The deadline has passed to put the LGBT Fair Workplace Ordinance on the ballot this spring. Organizers of the petition effort say they were close, but did not have the signatures in time for the deadline.
The Omaha Liberty Project lead the charge to get the 11,419 signatures needed to put the ordinance to a vote. The group would have needed an extra 25% on top of that 11,419 and Patrick Bonnett says the number of signatures is close.
The ordinance, passed in March, makes it against the law to discriminate in the workplace based on sexual orientation or gender identity.
Bonnett plans to carry on the petition drive throughout February when he says the goal amount of signatures, 15,000, would be reached.
That would put the ordinance on the ballot for the election following the one coming up.
He calls the drive a success in educating the public. "We were shocked and surprised so many hadn't heard of the ordinance and what it meant."
The group spent July to August organizing and working on the language of the 11 page petition. Then for 2 months, they held voter registration drives and has been collecting signatures since October.
"People are engaged," said Bonnett. He said the petition has drawn attention to bills in the legislature, namely, LB 380 and LB 619.

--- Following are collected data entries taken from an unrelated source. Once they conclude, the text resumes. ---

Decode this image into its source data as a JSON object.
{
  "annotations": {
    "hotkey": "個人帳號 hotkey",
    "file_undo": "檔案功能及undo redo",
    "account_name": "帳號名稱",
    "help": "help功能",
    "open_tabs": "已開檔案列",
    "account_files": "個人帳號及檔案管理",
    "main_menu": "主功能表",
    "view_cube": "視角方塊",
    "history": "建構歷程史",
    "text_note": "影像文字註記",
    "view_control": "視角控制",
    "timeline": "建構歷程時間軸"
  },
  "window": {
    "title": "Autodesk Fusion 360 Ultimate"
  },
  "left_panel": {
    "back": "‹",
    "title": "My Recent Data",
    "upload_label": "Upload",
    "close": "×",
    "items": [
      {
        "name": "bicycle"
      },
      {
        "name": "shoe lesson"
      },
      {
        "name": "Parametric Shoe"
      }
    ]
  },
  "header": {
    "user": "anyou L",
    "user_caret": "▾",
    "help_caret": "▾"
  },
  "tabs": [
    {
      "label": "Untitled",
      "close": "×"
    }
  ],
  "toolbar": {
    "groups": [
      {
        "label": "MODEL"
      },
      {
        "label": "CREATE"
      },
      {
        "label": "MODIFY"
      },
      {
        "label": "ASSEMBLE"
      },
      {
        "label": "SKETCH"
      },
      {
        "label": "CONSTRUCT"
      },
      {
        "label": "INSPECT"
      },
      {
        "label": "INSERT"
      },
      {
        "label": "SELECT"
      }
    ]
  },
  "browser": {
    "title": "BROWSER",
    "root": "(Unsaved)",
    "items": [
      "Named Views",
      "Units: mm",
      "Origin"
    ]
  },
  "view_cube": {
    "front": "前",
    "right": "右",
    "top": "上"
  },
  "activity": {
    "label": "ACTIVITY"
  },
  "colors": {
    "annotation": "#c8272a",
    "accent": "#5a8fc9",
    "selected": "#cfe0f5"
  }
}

Stay Equal Omaha played a large role in getting the ordinance passed, in reaction to the petition not meeting deadline,
Stay Equal Omaha Board Members Rev. Dr. Scott Jones, Shelley Kiehl, Rob Dorton and Adam Morfield issued a statement.

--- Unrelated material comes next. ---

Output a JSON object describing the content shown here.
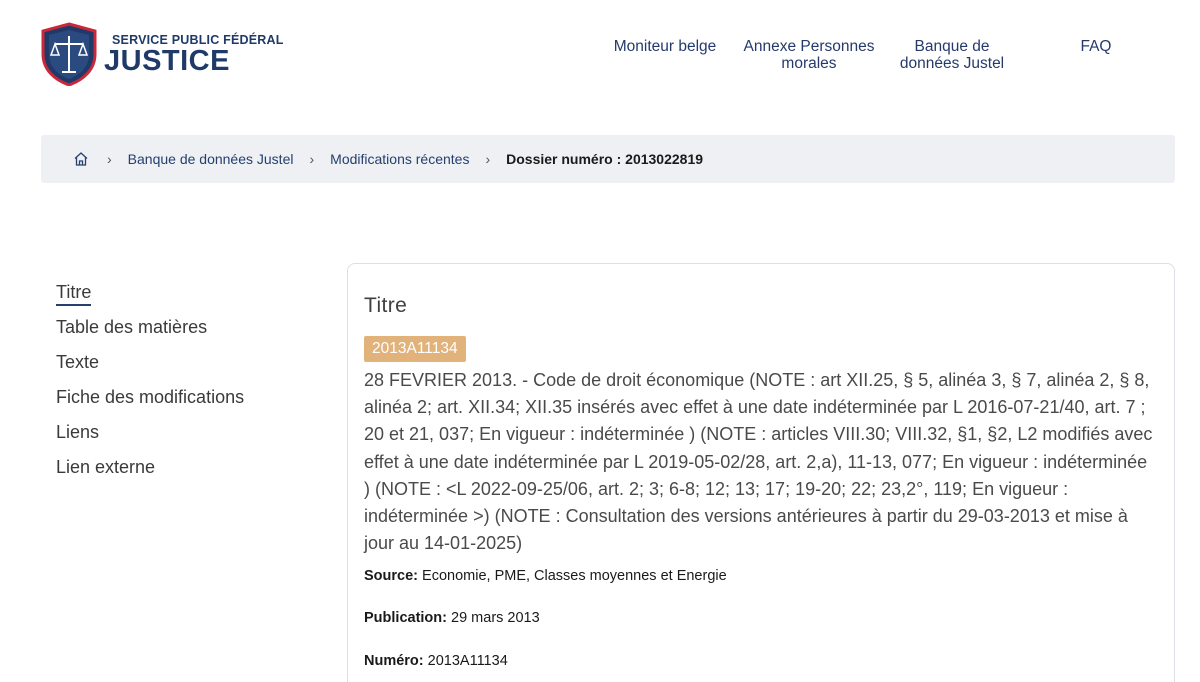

"Today marks an important victory for Omaha. By Omahans refusal to sign The Omaha Liberty Project’s petition to remove employment protections for Omaha citizens, Omahans have affirmed that lesbian, gay, bisexual and transgender people are part of the fundamental social and economic fabric of the city. Omaha remains one of a growing list of cities nationwide that have enacted such nondiscrimination ordinances. We look forward to a day when all Nebraskans are granted the right to work without discrimination.”